6th Edition PMBOK® Guide–Process 4.4 Manage Project Knowledge: Definitions

Before I list the tools and techniques involved in this process in the next post, let me first make some distinctions that PMI makes in its discussion of Manage Project Knowledge.

  • Work performance data, work performance information, and work performance reports–work data is generated during the process 4.3 Direct and Manage Project Work.   For example, John worked 20 hours last week on the project and so did Mary.   Work information would take that data, and then make it meaningful to the project team by comparing it to the plan.  If they both were supposed to work that many hours, then fine, the Schedule Performance Index for that work period will be 1.00.   However, if John was supposed to work 40 hours, then only 40 (20 for John plus 20 for Mary) out of 60 scheduled hours were actually done, and the Schedule Performance Index is now, 40/60 or 0.67.   This is work performance information, because it is useful to the team:   it tells them they’re behind schedule!  If they go back to John and find out this is just a temporary problem, and that he will able to make up the time either on the weekend or the following week, then fine.   However, if John says that going forward he is going to only be able to work 20 hours on the project because of other work his functional manager has him doing, then that may be a problem.   The problem uncovered by the work performance information and its solution might be contained in a work performance report, that goes to selected stakeholders.
  • Information vs. knowledge–this is not explicitly as stated in the PMBOK® Guide as I would like.   However, it seems that work performance information is related to a specific project, but knowledge has a more general context, and is therefore transferable from project to project.   That is why knowledge from previous projects is incorporated in Organizational Process Assets such as company guidelines, processes, and procedures, so it can be used on future projects.   However, this body of knowledge is not static; there are lessons learned on a project which could help future projects and that is why the lessons learned register is created by this process, to help transfer new knowledge back to the organization at large.
  • Explicit knowledge vs. implicit knowledge–Explicit knowledge is something that can be written down and codified, whereas implicit knowledge is the skills, experience and expertise that people gain during a project.    Explicit knowledge can be shared using information management systems (see next paragraph), but implicit knowledge is not external but internal, and is only transferable by sharing that experience through conversations and interactions with people.
  • Information management vs. knowledge management–systems for information management include a Project Management Information System such as Microsoft Project, and of course the lessons learned register itself that is compiled during the course of a project.   However, knowledge management techniques are many, because you can share with someone in your company, in discussion forums or meetings, or with someone in your industry, at meetings of communities of practice like the dinner meetings that are held chapters of the Project Management Institute.
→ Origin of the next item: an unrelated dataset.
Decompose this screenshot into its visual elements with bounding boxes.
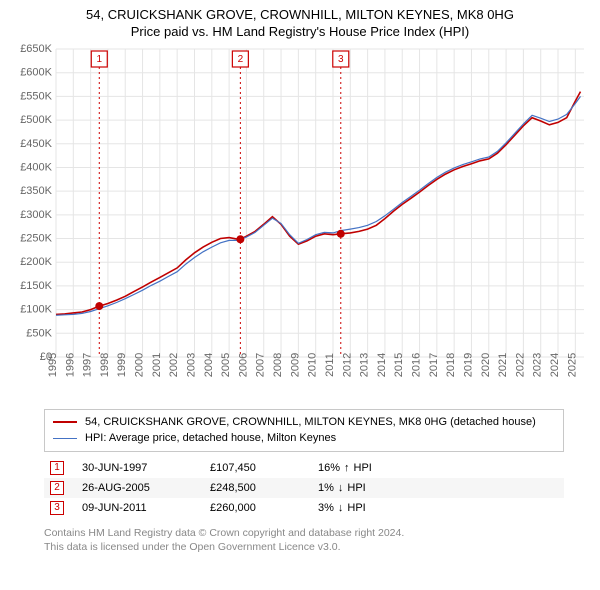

The fact that knowledge is shared by conversations and interactions with people means that people who are introverted, like myself, who find these activities more difficult than people who are extroverted, will find themselves potentially at a disadvantage.   This is why I recommend Toastmasters International for anybody who is a project manager; many Project Management Institute chapters have their own Toastmasters club (like the Chicagoland club I belong to), and here you can practice on interactions with people in a supportive atmosphere which will allow you to develop the confidence you need to be able interact with others and transfer knowledge back and forth about project management.